It must simultaneously centralize focus, increase awareness, aid in decision-making and facilitate project execution actions. Consider the design of your project war room successful when a person unfamiliar with the project can enter the room and grasp the current status and next steps of the effort within five minutes.

While not focused on winning an armed conflict (thankfully!), project management war rooms provide much of the same knowledge sharing and decision-making benefits of their military counterpart:

– Direct, as-needed, verbal communications between team members rather than a reliance on phone conversations, emails or the need for separate meetings
– Heightened sense of team commitment, togetherness and feeling of shared responsibility
– Complete focus on the effort and its end-goal rather than “business-as-usual” or daily operations
– A controlled, single-source hub of information for leaders, contributors, stakeholders and interested lay-people
– Increased awareness of performance or other important metrics

In a nutshell, the Project War Room is essentially a room-sized communication tool. Everything in the room is visible to anyone in the organization. Project team members, who work in the room for the duration of the project, call it home.
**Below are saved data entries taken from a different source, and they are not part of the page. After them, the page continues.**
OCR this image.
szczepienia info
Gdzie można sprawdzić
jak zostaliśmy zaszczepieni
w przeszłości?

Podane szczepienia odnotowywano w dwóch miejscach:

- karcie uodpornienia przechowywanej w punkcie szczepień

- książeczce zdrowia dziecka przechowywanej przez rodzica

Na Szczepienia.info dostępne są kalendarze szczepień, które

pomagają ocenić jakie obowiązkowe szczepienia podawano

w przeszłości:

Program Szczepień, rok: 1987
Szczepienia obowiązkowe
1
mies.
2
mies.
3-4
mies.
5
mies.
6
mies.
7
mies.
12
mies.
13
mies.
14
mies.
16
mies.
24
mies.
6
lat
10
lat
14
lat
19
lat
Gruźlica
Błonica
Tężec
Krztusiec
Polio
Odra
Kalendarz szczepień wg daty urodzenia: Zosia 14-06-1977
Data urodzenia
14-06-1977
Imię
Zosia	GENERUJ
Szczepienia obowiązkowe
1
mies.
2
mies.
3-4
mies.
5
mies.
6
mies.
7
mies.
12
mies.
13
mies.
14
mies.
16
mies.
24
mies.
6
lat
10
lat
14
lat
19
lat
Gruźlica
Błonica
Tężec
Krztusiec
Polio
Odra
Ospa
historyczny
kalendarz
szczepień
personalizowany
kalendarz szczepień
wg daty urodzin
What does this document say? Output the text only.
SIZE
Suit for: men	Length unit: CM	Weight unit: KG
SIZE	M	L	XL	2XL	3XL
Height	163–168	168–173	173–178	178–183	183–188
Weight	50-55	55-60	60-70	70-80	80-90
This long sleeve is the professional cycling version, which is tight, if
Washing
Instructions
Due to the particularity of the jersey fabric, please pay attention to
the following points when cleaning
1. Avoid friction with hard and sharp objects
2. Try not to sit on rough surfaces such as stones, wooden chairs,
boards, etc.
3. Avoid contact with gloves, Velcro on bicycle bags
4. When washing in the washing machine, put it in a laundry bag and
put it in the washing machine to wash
They can also see and hear what everyone else in the room is working on, which creates a self-sustaining culture of accountability. Project stakeholders, who visit the room on a regular basis, can quickly get up to speed on progress, current status and any issues that may be facing the team. This allows them to engage and participate immediately, rather than waiting for a dedicated status meeting. Team should utilize a “Do Not Disturb” sign to reduce distractions when focused work or critical meetings are taking place. It should be noted that private or confidential conversations should not be held in the war room.